Last August 15, the Supreme Court en banc resolved to grant the petition for writ of kalikasan, under the rules of procedure for environmental cases, filed by the Indigenous Cultural Communities (ICCs) of Bicamm Ancestral Domain in Brooke's Point, Palawan, against the DENR, the Mines and Geosciences Bureau (MGB), Ipilan Nickel Corp. (INC), and Celestial Nickel Mining and Exploration Corp. (Celestial Mining).
The Supreme Court ordered them to file a verified return of the writ within a non-extendible period of 10 days from receipt of the order.
The DENR and Celestial Mining entered into a mineral production sharing agreement (MPSA) covering 2,835.06 hectares of land located in Brooke's Point, Palawan, with INC as the designated mining operator. The original MPSA had a term of 25 years.
There are Indigenous peoples (IPs) with ancestral domains in the areas of Barangay Barongbarong, Uoulan, Calasaguen, Aribungos, Mambalot and Maasin in Brooke's Point. The MPSA covered areas within the National Integrated Protected Areas System (NIPAS).
If these areas are covered by NIPAS, how come that the government has mining concessions granted to corporate miners in Mt. Mantalingahan?
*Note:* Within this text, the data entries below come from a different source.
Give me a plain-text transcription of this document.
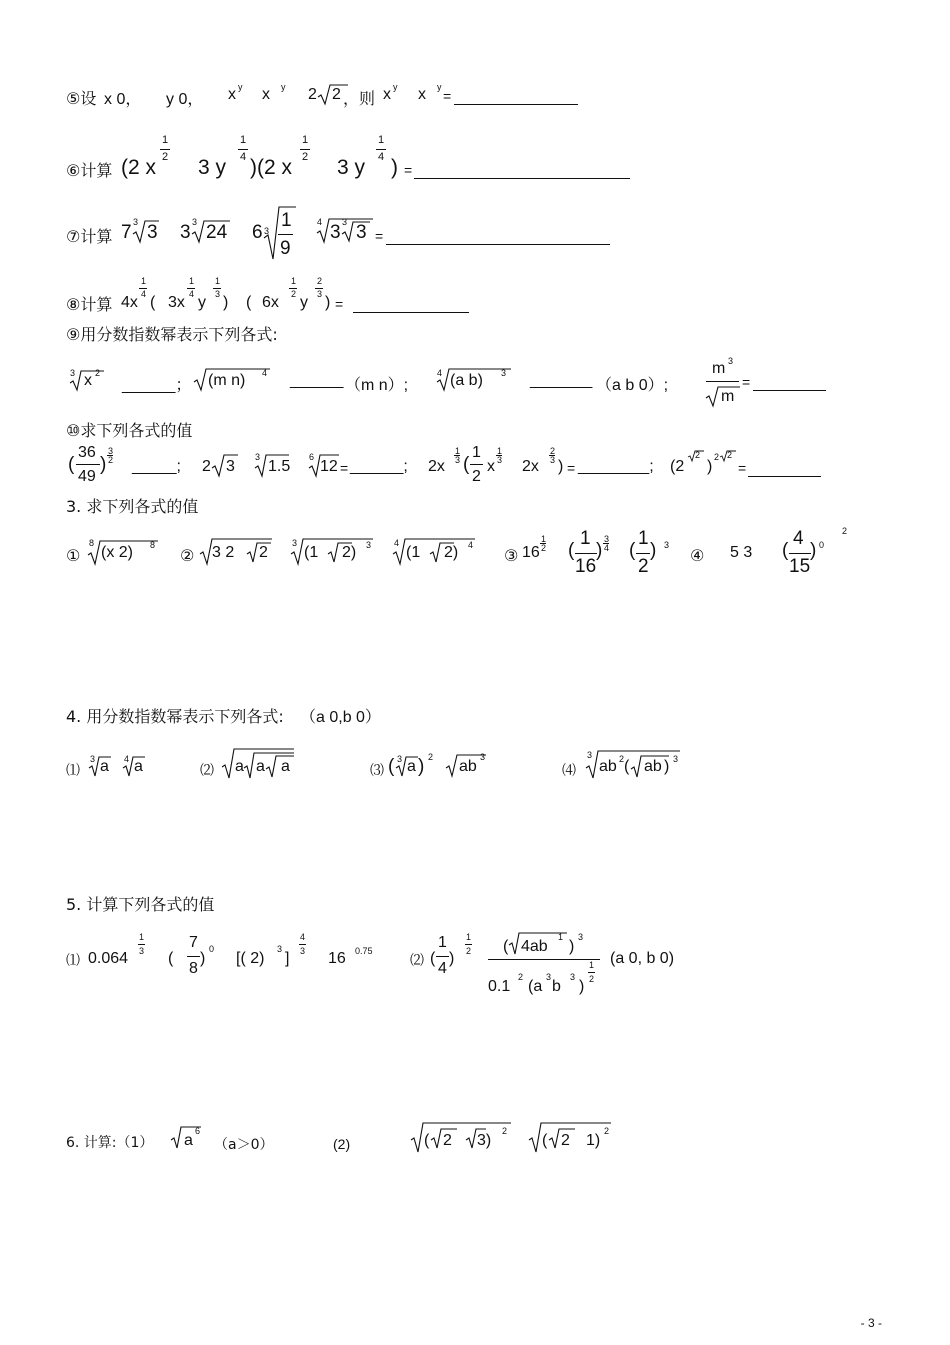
⑤设 x 0， y 0， x y x y 2 2 ，则 x y x y
=
⑥计算 (2 x
1
2 3 y
1
4 )(2 x
1
2 3 y
1
4 ) =
⑦计算 7 3 3 3 3 24 6 3 1
9
4 3 3 3 =
⑧计算 4x
1
4 ( 3x
1
4 y
1
3 ) ( 6x
1
2 y
2
3 ) =
⑨用分数指数幂表示下列各式:
3 x 2
______； (m n) 4 ______ （m n）;
4 (a b) 3 _______ （a b 0）;
m 3
m
=
⑩求下列各式的值
(
36
49
)
3
2 _____; 2 3
3
1.5
6
12 = ______; 2x
1
3 (
1
2
x
1
3 2x
2
3 ) = ________; (2
2
)
2 2
=
3. 求下列各式的值
①
8
(x 2) 8
② 3 2 2
3
(1 2) 3	4
(1 2) 4
③ 16
1
2 (
1
16
)
3
4 (
1
2
) 3
④ 5 3 (
4
15
) 0
2
4. 用分数指数幂表示下列各式: （a 0,b 0）
⑴
3 a 4 a	⑵ a a a	⑶ ( 3 a ) 2
ab
3
⑷
3
ab 2 ( ab ) 3
5. 计算下列各式的值
⑴ 0.064
1
3 (
7
8
)
0
[( 2)
3
]
4
3 16 0.75
⑵ (
1
4
)
1
2 ( 4ab
1
)
3
0.1
2
(a
3
b
3
)
1
2
(a 0, b 0)
6. 计算:（1） a
6
（a＞0）	(2)	( 2 3)
2
( 2 1)
2
- 3 -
Perhaps the Supreme Court would want to know.
To her credit and to the credit of her memory, the late former DENR secretary Regina Paz Lopez notified that the firms’ environmental compliance certificate (ECC) expired in October 2015. Celestial and INC nevertheless continued with their tree-cutting activities, which the ICCs claim have caused the deforestation of the mountain range.
Similarly, in 2018, after INC failed to secure a certificate precondition from the National Commission on Indigenous Peoples (NCIP) for the renewal of the MPSA, INC still continued with its mining operations.
On Dec. 21, 2020, then environment secretary Roy Cimatu issued an order reckoning the effectivity date of the MPSA to the year it was amended in 2000 and not the year it was originally executed in 1993.
The Supreme Court found that all of the requisites were present for the granting of a writ of kalikasan.
The High Tribunal also applied the precautionary principle, which states that a project proponent is required to provide evidence to dispel concerns regarding the potential harmful impact of a project on the environment, shifting the burden of evidence of harm away from those likely to suffer harm and onto those desiring to change the status quo.
The current DENR secretary, Antonia Loyzaga, should also follow through with the efforts of the Supreme Court to defend and preserve the environment, not just in Manila Bay but also in other parts of the country, especially those with remaining forest cover like in Palawan.